L’animation est arrivée dans ma vie grâce à mon grand frère. J’avais 8 ans, lui 11. Il m’a montré comment faire bouger des dessins en utilisant une petite table lumineuse pour enfants.
C’était magique !
On regardait des films ensemble, que l’on décortiquait, image par image, pour comprendre le mouvement et la technique du dessin. C’est à ce moment-là que j’ai découvert ma passion pour l’animation, et je ne me suis plus jamais arrêtée depuis.
Ta vie personnelle est-elle une source d’inspiration pour tes films ?
Tous mes films s’inspirent de mes expériences ou émotions fortes. Identity, par exemple, est une métaphore du cauchemar kafkaïen que j’ai vécu avec l’administration française pour pouvoir étudier ici. We are cigarettes, mon documentaire en développement, traite de l’industrie du tabac en Indonésie, mais s’inspire largement de ma famille et de notre relation à la cigarette.
Chaque scénario trouve son point de départ en moi.
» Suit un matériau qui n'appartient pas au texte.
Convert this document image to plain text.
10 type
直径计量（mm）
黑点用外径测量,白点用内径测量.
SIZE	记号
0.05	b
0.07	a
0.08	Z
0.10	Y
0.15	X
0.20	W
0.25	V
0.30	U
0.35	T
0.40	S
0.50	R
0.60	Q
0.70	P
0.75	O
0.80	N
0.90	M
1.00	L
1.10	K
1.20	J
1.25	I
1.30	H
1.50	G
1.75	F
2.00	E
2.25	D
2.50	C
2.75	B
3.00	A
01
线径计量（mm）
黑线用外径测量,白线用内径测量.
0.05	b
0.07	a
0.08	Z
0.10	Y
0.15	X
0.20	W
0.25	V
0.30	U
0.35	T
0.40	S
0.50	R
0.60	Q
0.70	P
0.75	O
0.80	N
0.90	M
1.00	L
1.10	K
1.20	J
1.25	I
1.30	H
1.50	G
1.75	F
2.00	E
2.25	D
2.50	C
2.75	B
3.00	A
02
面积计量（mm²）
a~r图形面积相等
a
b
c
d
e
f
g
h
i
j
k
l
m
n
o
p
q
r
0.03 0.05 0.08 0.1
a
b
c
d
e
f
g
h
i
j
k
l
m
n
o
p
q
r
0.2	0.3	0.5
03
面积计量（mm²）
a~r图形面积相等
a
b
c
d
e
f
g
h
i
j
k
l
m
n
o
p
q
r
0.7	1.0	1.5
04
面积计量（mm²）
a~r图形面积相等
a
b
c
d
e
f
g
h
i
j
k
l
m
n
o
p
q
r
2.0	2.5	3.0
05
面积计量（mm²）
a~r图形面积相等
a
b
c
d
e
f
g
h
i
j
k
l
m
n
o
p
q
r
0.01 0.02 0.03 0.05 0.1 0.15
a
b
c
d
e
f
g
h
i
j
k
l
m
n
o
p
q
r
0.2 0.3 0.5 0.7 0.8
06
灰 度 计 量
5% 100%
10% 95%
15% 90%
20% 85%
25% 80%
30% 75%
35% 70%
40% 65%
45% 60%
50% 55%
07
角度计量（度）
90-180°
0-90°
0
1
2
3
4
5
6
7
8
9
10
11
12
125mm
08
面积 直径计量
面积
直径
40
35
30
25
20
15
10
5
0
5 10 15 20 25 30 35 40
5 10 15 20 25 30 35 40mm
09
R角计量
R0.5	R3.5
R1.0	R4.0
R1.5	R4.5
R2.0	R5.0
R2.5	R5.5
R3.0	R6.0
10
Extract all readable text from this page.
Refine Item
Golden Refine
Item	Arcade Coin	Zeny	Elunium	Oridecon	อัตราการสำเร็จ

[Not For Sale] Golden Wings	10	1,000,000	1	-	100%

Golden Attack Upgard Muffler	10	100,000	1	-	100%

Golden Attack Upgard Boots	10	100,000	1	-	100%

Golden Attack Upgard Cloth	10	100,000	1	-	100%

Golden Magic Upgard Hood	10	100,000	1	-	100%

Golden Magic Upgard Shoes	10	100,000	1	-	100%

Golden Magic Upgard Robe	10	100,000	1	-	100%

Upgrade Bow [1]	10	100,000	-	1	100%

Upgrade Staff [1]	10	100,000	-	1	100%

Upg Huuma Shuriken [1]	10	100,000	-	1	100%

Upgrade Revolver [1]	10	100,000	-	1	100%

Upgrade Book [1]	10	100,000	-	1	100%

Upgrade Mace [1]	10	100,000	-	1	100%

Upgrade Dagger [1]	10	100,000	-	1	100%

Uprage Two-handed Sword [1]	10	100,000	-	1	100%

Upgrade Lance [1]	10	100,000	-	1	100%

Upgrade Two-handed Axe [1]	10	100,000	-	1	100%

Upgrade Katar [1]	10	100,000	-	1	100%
Je suis présente dans tous mes films !
Identity © Envie de Tempête
Comment arrives-tu à équilibrer humour et gravité dans tes récits ?
Mes sujets sont souvent sombres. Je crée surtout lorsque je ne me sens pas bien. Quand je suis heureuse, je n’ai pas grand-chose à raconter ! Mais comme la vie est dure, je crée et les idées naissent. L’humour, c’est ma façon d’affronter la vie et de raconter mes histoires. Parfois, il est plus simple d’aborder des sujets graves en utilisant l’ironie.
Qu’as-tu appris à chaque étape de ton parcours ?
J’ai appris le métier par l’autoproduction. À chaque problème, j’ai dû trouver la solution par moi-même. Maintenant que je travaille avec des sociétés de production, cette connaissance fine du processus m’aide à anticiper toutes les tâches de chaque étape de la création.
Pour Identity, j’ai pu avancer très vite — enfin, pour un film d’animation — car je maîtrisais le processus. Nous avons mis deux ans à le finaliser.
Le dispositif La première des marches de l’Acap, que j’ai suivi, m’a permis de mieux comprendre le paysage cinématographique en France et de pousser mes projets plus loin que ce que je pouvais faire seule. J’y ai appris à développer la narration, à caractériser mes personnages et à formuler mes intentions.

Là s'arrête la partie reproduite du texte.